The six-time Burning Man veteran saw the beginning of a public relations nightmare, with nasty comments from fellow Burners railing against his company for freezing funds of the Flux Foundation earlier in the week. As the story spread across the blogosphere and through social networks that morning, Nayar decided it was time to “look into it” and began contacting customer support teams to investigate.
He said he was able to grant a “one-time exception” to the Flux Foundation allowing them to drain the account.
A few hours later, the artists group left for Black Rock, NV with trucks loaded to build the $180,000 structure which serves as the centerpiece for the annual fireworks display.
Nayar declined to discuss the criterion for granting the one-time exception, citing company privacy policies.

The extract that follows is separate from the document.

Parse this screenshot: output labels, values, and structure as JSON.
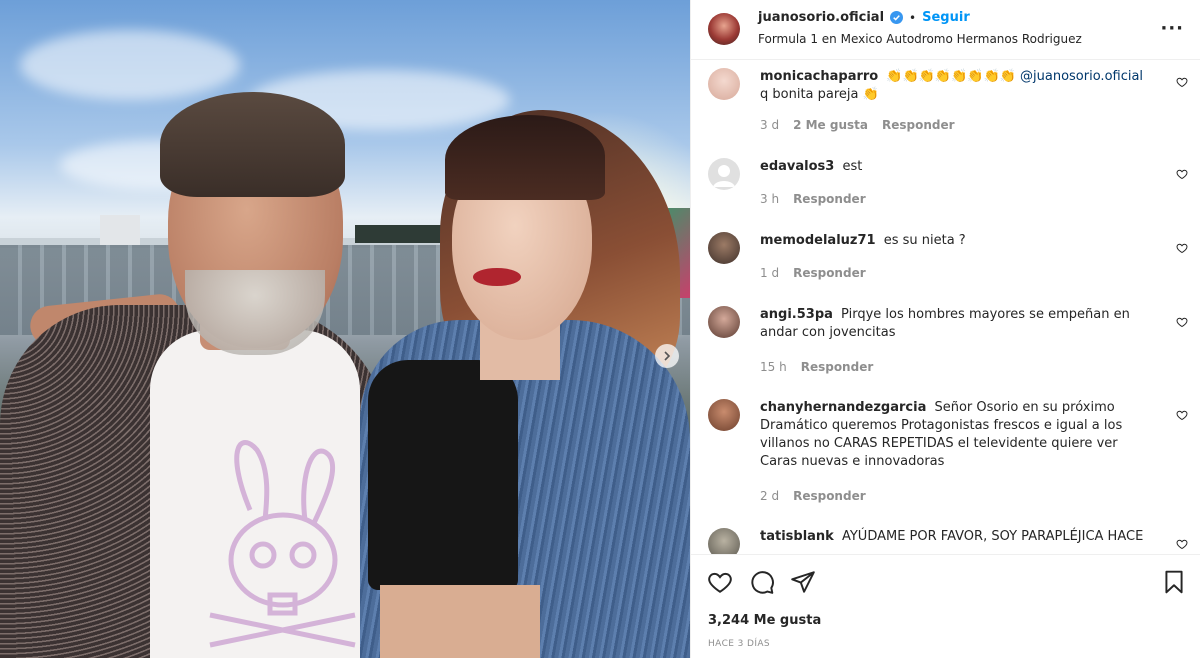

PayPal, which now represents 37 percent of parent company eBay’s annual revenue, pulled in $2.8 billion last year. That’s up 16 percent from the previous year thanks in part to the robust and ever-growing slate of non-profits using the online payment company to raise funds. According to PayPal, more than 100,000 non-profits now use the service and 250 new non-profits join every day.
When asked whether PayPal made an exception for the Flux Foundation to improve public relations and customer service, Nayar said: “That’s fair to assume.”